Под влиянием этих мелких уколов Лаума все больше тосковала об иной жизни, о других условиях и другой среде. Ей хотелось уйти от этих людей, знавших ее и так жестоко относившихся к ней. Отправляясь в порт, она ежедневно старалась узнать что-нибудь о работе. Две недели она ходила окрыленная — ей обещали место кондуктора в автобусе. В конце концов Лауме отказали, потому что к управляющему фирмой приехала дальняя родственница, выразившая желание жить и работать в Риге.
— Наведывайтесь время от времени, — посоветовала Лауме. — Если будут нужны люди, мы вас примем.
Когда она спустя некоторое время зашла в контору, ее уже не узнали и забыли о своем обещании:
— К нам каждый день ходит столько народу. Где же всех запомнить…
Она попытала счастья на конфетной фабрике и в типографии, дававших объявления в газетах. По объявлению явилось около ста девушек. Приняли тех, у кого были лучшие рекомендации.
С каждым днем Лаума яснее понимала причины своих неудач: она не имела никакой специальности. У нее была единственная возможность получить заработок — это пойти прислугой в какую-нибудь зажиточную семью, но к такой работе она испытывала непреодолимое отвращение и решила искать ее лишь в том случае, если больше ничего не найдется.
Гавань замерзла, пароходов стало меньше — Гулбиене нечего было стирать. И опять на Лауму посыпались упреки за то, что она ничего не зарабатывает.
— Читай, читай романы! Ими сыта не будешь! — ворчала она каждый раз, как только дочь брала в руки книгу.
Чтобы не сердить мать, Лаума читала мало. Но зимние вечера были такие длинные и скучные, иногда в квартире Гулбисов даже не зажигали огня. В такие вечера Лаума сидела в темноте у окна, смотрела на дверь и грустно думала о будущем, от которого она уже ничего не ждала.
***
В тот год была очень суровая зима. Сильный мороз, ударивший около рождества, не спадал до самой весны. Залив застыл, порт замер. Многие рабочие потеряли работу; они голодали и испытывали жестокую нужду. Время от времени толпы голодных рабочих начинали угрожающе роптать, и тогда недовольных усмиряли плетками; самых отчаянных сажали в тюрьмы, робких разгоняли. Но зима от этого не становилась мягче и короче.
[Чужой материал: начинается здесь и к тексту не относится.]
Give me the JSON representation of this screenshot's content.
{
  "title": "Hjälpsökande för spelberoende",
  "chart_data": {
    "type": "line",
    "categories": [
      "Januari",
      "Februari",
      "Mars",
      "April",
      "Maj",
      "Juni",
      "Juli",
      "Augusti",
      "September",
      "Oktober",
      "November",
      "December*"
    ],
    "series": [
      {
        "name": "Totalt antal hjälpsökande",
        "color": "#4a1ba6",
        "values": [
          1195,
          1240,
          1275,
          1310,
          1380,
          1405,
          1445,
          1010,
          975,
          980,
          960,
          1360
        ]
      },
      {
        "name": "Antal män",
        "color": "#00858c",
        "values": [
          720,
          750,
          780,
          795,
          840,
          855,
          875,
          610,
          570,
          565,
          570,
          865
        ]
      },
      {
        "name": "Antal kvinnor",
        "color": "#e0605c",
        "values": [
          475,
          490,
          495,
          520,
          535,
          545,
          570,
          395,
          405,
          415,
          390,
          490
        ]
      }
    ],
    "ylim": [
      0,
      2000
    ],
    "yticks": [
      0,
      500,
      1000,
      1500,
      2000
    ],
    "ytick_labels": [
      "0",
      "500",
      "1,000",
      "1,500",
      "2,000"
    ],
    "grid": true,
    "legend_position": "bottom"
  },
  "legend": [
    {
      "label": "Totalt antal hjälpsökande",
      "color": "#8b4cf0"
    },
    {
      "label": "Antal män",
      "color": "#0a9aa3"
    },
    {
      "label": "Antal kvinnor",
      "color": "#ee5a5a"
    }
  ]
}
Чтобы веселее провести это скучное время, так называемое «общество» устраивало разные балы, чаепития и официальные торжества. Новое государство и его граждане еще не могли похвастаться установившимися традициями, поэтому «общество» превращало в традицию каждое сборище, вечеринку или просто случайное событие, если только оно время от времени повторялось. Так рождались традиции. Юноша, нацепив накладные усы, казался себе зрелым мужчиной.
Безработица, нужда и голод тоже повторялись каждую зиму. «Общество» привыкло к ним и возмущалось этим ровно настолько, чтобы известные «деятели» высказали в печати свое мнение и стали еще более известными. Они не говорили: «Наши традиционные нужда и голод!» Нет, этого они не говорили. Но традиционные плетки, пускаемые в ход в одних и тех же традиционных случаях, «общество» и его известные «деятели» помещали в разряд вещей интимного порядка, о которых можно думать, но неприлично говорить. И все молчали.